Fri Jul 23, 2004 1:33 pm

I've noticed that while taxiing, most T-Tail aircraft will have the elevators in the down position. Once the takeoff roll begins, they go back to neutral. Any reason for this?
 
miamiair
Posts: 4249
Joined: Thu Jul 15, 2004 9:42 pm

RE: MD-80 Elevator

Fri Jul 23, 2004 7:32 pm

Relative wind. Keep in mind that the elevators are balanced. As soon as the air begins to flow over the surface the surfaces are moved to their neutral positions, unless some control input is applied. If they didn't return to their neutral position during the take off roll, you would have a premature rotation which brings in a whole horde of other issues.
Molon Labe - Proud member of SMASH
 
Dalmd88
Posts: 3176
Joined: Fri Jul 28, 2000 3:19 am

RE: MD-80 Elevator

Sat Jul 24, 2004 7:34 pm

Keep in mind the wind is moving them to neutral. From the pilot's point of view they were always in the neutral position. Without any air moving across the surface the tabs can't effect the elevator's position.
 
n685fe
Posts: 337
Joined: Fri Dec 12, 2003 7:01 am

RE: MD-80 Elevator

Sun Jul 25, 2004 12:56 pm

AAR90

Even with aircraft hydraulic systems powered, the only time the MD80 elevator is actually powered is when the control column is pushed near its maximum forward movement (full nose-down). Only then does the elevator receive any hydraulic assist (boost).

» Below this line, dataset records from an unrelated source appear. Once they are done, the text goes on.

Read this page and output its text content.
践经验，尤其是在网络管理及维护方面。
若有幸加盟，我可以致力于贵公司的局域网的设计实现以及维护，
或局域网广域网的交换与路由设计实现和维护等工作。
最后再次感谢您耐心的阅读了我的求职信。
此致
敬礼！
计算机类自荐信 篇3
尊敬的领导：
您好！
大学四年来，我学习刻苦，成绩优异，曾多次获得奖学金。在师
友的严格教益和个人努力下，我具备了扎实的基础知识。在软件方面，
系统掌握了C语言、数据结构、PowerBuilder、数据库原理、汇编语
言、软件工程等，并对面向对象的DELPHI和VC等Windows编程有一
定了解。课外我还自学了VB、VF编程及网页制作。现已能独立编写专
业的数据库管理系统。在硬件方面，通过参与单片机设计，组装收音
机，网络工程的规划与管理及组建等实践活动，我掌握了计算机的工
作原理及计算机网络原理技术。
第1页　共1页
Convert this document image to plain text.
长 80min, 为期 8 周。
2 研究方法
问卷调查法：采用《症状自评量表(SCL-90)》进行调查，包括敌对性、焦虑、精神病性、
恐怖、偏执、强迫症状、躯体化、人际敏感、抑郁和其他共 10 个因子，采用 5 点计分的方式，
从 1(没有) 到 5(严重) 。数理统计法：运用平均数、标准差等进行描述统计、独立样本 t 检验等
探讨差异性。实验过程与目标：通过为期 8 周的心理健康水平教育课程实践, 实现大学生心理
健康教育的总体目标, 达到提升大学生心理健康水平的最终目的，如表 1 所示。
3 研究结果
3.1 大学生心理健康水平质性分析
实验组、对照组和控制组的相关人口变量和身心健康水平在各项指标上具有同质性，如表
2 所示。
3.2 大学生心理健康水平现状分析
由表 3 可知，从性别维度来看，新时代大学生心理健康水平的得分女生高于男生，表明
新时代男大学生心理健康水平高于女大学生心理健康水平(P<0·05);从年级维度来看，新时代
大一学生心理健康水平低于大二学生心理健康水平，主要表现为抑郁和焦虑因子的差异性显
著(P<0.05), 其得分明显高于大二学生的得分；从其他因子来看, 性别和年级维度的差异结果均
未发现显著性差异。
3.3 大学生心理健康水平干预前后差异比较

At all other times each half of the elevator is free-floating with control tabs linked by cable to the control columns "flying" the elevator to desired position(s). You will regularly see the split elevator condition on taxiing MD80s.

Correct. Hyd. pressure is applied to the elevator when a commanded nose down greater then 10 degrees is placed. It then allows a manifold valve to open and apply hyd. pressure to the elevator, when pressure exceeds 750psi in the line you get an "Elevator Power On" annunciator light on the overhead panel.